UN: Uzbekistan continues secret executions

After reports of at least one secret execution last month, UN officials are urging Uzbekistan not to execute prisoners who have appealed their convictions to a UN committee.

Acting High Commissioner for Human Rights Bertrand Ramcharan “has asked the Uzbek government not to carry out the execution of detainees who have appealed their convictions to the United Nations Human Rights Committee,” Ramcharan’s office said in a statement.

In his March visit to the former Soviet Central Asian republic, Ramacharan had “underlined the importance of respecting such interim measures of protection,” the statement read.

On Tuesday, Amnesty International added its voice to the concern saying it “has learnt of the execution of four men who were executed despite the intervention of the Human Rights Committee (and) unconfirmed reports that two more were also executed in recent weeks.”

Muzaffar Mirzaev, 29, was the latest person to have been secretly executed in June “despite allegations that he was mentally ill and an intervention by the United Nations Human Rights Committee,” Amnesty International said.

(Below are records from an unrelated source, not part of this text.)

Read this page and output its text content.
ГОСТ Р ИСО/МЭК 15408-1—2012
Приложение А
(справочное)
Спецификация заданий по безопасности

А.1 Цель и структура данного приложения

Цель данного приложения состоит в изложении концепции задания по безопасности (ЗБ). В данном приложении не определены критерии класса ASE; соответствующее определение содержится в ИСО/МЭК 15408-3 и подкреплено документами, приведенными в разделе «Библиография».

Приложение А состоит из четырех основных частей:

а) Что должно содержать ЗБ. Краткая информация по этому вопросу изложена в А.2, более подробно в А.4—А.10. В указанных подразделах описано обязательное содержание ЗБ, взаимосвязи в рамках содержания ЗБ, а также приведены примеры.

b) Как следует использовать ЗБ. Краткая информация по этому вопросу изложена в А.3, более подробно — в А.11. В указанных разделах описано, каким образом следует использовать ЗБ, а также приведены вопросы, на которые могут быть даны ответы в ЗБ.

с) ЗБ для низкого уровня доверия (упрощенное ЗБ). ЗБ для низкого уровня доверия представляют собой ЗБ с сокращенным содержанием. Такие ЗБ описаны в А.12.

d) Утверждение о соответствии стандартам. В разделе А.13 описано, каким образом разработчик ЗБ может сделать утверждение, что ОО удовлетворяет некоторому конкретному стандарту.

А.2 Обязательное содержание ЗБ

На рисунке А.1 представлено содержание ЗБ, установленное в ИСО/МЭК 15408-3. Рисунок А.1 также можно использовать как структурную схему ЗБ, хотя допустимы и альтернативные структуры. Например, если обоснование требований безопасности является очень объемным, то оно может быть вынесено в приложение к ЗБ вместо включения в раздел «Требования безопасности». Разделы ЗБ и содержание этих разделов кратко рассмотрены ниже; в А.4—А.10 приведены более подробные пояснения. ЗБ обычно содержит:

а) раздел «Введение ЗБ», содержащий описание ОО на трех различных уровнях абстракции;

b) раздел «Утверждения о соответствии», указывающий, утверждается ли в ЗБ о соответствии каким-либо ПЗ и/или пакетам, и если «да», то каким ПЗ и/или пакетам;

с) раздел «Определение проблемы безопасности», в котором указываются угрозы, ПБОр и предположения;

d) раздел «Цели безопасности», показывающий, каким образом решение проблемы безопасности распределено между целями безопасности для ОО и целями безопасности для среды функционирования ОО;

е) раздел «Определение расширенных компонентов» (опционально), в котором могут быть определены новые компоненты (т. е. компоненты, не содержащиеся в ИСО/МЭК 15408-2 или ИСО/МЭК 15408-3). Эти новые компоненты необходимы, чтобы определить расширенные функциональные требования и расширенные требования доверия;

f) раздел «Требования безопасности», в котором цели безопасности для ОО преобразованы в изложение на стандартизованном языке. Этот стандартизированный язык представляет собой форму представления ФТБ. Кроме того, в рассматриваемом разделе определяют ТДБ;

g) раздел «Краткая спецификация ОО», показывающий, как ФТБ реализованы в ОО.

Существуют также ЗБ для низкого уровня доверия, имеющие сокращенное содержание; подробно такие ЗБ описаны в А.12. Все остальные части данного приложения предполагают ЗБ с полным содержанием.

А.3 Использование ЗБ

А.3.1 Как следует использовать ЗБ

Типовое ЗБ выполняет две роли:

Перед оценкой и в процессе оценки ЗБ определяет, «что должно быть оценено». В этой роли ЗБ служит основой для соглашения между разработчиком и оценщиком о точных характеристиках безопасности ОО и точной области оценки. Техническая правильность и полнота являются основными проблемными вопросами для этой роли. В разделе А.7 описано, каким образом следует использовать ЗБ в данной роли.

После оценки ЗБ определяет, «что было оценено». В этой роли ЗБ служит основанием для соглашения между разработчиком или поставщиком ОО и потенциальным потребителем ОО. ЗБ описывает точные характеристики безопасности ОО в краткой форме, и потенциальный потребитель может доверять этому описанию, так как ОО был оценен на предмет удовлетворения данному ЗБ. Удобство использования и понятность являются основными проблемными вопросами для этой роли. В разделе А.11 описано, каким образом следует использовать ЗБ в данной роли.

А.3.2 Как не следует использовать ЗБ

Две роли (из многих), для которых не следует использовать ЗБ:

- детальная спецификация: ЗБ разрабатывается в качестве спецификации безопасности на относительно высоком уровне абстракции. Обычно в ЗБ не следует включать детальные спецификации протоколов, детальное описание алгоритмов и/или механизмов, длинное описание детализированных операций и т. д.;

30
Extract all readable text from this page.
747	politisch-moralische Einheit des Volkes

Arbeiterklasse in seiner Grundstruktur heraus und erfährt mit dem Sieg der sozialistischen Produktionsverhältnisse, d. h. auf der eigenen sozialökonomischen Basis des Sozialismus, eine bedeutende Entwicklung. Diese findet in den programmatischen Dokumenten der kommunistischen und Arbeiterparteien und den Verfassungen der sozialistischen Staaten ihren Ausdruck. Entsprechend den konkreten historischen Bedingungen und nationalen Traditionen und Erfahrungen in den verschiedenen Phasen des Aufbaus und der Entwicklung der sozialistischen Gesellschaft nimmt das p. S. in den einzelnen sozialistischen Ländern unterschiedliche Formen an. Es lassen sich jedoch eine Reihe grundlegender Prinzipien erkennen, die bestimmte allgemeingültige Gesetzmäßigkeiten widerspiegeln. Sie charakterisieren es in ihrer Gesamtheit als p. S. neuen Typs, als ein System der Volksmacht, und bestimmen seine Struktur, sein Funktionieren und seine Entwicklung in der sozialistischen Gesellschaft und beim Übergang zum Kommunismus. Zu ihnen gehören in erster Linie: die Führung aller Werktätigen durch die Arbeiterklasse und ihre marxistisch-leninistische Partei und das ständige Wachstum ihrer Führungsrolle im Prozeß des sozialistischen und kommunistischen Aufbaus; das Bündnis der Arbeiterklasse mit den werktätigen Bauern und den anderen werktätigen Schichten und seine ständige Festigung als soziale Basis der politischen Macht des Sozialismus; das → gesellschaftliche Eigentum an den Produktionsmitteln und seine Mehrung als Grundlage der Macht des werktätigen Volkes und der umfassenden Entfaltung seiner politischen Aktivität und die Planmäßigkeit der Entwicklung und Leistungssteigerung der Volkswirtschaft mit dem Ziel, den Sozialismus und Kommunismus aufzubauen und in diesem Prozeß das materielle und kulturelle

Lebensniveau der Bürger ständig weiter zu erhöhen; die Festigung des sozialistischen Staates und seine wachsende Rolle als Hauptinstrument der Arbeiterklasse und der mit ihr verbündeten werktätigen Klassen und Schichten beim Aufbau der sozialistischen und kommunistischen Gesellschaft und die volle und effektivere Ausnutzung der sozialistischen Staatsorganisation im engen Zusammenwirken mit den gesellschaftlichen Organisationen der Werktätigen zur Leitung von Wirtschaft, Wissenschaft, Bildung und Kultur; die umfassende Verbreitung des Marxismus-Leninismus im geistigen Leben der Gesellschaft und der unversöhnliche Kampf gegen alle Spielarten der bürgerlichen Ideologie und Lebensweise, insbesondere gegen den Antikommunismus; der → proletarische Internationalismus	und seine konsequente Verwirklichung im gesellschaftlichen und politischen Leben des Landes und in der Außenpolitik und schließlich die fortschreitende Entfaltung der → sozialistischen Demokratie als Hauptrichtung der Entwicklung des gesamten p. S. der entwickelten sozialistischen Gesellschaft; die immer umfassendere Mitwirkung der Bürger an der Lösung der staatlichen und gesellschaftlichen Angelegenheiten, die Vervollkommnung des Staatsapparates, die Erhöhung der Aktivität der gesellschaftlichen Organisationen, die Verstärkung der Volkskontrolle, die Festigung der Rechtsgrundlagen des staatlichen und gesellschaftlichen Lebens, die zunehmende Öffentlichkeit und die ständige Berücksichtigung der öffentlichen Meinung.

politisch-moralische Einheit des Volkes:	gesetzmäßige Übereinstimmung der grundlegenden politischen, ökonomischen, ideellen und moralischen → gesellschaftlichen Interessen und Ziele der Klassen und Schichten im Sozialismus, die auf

But his relatives fear that another prisoner who has appealed to the committee, Nodirbek Karimov, 22, “may have been executed or could be executed at any time,” the statement said.

Visiting Uzbekistan in December, the US’s expert on torture Theo van Boven said that torture by the Uzbek security forces appeared to be “systematic”.

Getting the authoritarian yet secular leadership of President Islam Karimov to comply with the UN has been difficult.

Uzbekistan is an ally in the United States’ anti-terrorism campaign and continues to host US-led forces who overthrew neighbouring Afghanistan’s Taliban government in 2001.

But critics have charged that Karimov’s rule may actually encourage individuals to carry out extremist acts as there is virtually no legal way for them to express dissent.

Activists put the number of political and religious prisoners in Uzbekistan at around 6500.